After basic cell counting had been automated, the white blood cell differential remained a challenge. Research directed towards automating the differential count began in the 1970s and took two main approaches: digital image processing and flow cytometry. Using technology developed in the 1950s to automate the reading of Pap smears, several models of image processing analyzers were produced. These instruments would scan a stained blood smear to find cell nuclei, then take a higher resolution snapshot of the cell to analyze it through densitometry. They were expensive, slow, and did little to reduce workload in the laboratory because they still required blood smears to be prepared and stained, so flow cytometry-based systems became more popular, and by 1990, no digital image analyzers were commercially available in the United States or western Europe. However, these techniques enjoyed a resurgence in the 2000s with the introduction of more advanced image analysis platforms using artificial neural networks.
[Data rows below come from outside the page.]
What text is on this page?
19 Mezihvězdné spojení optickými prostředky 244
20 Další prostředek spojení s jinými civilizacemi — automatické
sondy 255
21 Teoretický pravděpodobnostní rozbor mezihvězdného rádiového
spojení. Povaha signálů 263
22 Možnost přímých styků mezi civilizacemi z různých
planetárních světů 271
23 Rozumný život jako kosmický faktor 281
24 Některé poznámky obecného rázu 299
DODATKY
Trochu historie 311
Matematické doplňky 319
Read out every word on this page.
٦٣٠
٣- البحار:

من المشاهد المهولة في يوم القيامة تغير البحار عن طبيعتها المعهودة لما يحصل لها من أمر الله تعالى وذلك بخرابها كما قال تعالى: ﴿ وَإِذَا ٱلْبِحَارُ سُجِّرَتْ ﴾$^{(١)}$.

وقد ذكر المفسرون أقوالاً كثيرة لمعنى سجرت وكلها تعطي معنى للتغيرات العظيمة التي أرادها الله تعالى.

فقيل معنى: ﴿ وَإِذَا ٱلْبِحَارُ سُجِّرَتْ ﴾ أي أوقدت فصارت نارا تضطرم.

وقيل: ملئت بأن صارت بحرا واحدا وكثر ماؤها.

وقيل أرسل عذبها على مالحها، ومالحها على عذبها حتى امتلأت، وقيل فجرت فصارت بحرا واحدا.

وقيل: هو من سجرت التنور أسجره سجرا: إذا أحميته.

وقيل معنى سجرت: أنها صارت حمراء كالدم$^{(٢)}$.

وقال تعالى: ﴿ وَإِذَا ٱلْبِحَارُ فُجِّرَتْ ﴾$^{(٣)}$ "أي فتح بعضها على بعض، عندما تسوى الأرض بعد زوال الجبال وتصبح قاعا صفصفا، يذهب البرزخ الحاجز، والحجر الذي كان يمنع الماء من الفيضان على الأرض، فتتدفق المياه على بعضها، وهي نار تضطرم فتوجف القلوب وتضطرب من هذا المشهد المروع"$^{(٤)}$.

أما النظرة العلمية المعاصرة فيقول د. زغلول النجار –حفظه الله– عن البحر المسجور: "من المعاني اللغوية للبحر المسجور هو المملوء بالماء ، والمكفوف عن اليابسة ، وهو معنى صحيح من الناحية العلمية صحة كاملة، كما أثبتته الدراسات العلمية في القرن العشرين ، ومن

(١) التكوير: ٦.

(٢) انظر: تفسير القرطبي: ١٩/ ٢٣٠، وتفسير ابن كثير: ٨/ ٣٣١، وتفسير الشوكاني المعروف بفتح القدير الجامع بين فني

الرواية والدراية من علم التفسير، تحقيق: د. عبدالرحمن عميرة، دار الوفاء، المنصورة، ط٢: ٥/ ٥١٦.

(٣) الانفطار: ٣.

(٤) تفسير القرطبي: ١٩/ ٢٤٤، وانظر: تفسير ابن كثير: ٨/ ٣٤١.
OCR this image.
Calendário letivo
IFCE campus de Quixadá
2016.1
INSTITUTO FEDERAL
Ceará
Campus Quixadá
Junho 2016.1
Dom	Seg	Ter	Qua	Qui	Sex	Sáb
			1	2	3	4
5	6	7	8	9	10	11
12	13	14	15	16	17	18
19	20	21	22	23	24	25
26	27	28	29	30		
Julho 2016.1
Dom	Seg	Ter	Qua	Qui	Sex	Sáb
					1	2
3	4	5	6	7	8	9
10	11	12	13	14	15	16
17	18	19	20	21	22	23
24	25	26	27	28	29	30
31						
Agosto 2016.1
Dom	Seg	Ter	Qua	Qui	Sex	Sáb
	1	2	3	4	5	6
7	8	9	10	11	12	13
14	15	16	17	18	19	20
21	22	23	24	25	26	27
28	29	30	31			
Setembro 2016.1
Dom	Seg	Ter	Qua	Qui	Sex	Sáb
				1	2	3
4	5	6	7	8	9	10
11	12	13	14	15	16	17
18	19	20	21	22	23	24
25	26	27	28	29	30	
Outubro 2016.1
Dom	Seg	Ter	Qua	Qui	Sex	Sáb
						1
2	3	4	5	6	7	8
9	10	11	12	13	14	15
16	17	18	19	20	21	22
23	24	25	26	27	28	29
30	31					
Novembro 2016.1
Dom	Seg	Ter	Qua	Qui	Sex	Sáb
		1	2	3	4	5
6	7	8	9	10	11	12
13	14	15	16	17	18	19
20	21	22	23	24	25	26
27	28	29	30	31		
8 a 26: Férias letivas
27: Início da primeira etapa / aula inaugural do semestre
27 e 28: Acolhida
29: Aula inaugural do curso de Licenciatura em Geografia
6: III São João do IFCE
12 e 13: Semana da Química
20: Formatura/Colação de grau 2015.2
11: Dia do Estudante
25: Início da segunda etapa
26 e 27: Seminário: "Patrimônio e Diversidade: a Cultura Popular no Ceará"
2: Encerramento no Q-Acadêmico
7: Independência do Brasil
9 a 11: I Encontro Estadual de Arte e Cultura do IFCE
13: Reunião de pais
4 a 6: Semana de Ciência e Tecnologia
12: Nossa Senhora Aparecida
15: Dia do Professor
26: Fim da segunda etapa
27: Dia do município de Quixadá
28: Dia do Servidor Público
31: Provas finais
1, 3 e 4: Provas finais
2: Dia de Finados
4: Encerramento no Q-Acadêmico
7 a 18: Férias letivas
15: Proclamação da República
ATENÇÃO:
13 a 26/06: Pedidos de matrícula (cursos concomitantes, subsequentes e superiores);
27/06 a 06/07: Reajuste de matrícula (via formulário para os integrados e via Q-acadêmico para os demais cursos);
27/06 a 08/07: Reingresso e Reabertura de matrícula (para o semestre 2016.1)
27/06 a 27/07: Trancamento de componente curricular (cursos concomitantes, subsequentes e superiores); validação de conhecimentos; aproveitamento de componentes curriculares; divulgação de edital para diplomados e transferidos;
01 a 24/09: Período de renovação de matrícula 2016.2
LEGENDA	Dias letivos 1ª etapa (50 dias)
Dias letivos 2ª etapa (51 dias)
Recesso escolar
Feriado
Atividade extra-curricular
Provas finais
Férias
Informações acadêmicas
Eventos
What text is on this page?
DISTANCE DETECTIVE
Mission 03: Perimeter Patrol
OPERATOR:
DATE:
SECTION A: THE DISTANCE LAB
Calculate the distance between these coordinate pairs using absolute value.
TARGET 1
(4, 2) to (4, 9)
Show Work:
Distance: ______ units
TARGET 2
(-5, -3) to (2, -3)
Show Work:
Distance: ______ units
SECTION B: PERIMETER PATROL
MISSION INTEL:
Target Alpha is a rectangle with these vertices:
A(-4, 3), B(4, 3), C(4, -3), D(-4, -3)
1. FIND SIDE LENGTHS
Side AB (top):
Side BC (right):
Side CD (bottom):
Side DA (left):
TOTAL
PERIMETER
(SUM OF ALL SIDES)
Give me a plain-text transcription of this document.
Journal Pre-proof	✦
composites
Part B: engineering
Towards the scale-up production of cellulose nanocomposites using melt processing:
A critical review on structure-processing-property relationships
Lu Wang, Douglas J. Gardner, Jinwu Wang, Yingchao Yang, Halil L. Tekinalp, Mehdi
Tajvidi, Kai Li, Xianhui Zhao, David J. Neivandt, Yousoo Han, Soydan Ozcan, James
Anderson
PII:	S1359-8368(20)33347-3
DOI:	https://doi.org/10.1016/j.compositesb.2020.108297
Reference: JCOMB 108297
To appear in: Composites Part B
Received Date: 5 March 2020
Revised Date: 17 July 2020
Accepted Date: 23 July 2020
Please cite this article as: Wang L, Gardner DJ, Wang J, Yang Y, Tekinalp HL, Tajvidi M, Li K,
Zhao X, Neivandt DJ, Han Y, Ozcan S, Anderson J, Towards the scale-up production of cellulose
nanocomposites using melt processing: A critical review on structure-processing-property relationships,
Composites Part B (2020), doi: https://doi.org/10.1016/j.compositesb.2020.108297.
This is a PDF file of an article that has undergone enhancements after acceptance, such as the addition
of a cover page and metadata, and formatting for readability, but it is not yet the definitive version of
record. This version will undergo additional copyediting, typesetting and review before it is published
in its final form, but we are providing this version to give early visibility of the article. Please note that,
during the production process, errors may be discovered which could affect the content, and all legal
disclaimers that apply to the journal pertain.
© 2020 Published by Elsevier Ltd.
Early flow cytometry devices like the Cytofluorograph and Impulscytometer shot beams of light at cells in specific wavelengths and measured the resulting absorbance, fluorescence or light scatter, collecting information about the cells' features and allowing cellular contents such as DNA to be quantified. Other researchers refined these techniques by using fluorescent dyes, which bind to specific components of cells. This research into optical cell identification led to the development of the first commercial flow cytometric white blood cell differential analyzer, the Hemalog D. Introduced in 1974, this analyzer used light scattering, absorbance and cell staining to identify the five normal white blood cell types in addition to "large unstained cells", a classification that usually consisted of atypical lymphocytes or blast cells. The Hemalog D could count 10,000 cells in one run, a marked improvement over the manual differential. In 1981, Technicon combined the Hemalog D with the Hemalog-8 analyzer to produce the Technicon H6000, the first combined complete blood count and differential analyzer. This analyzer was unpopular with hematology laboratories because it was labour-intensive to operate, but in the late 1980s to early 1990s similar systems were widely produced by other manufacturers such as Sysmex, Abbott, Roche and Beckman Coulter.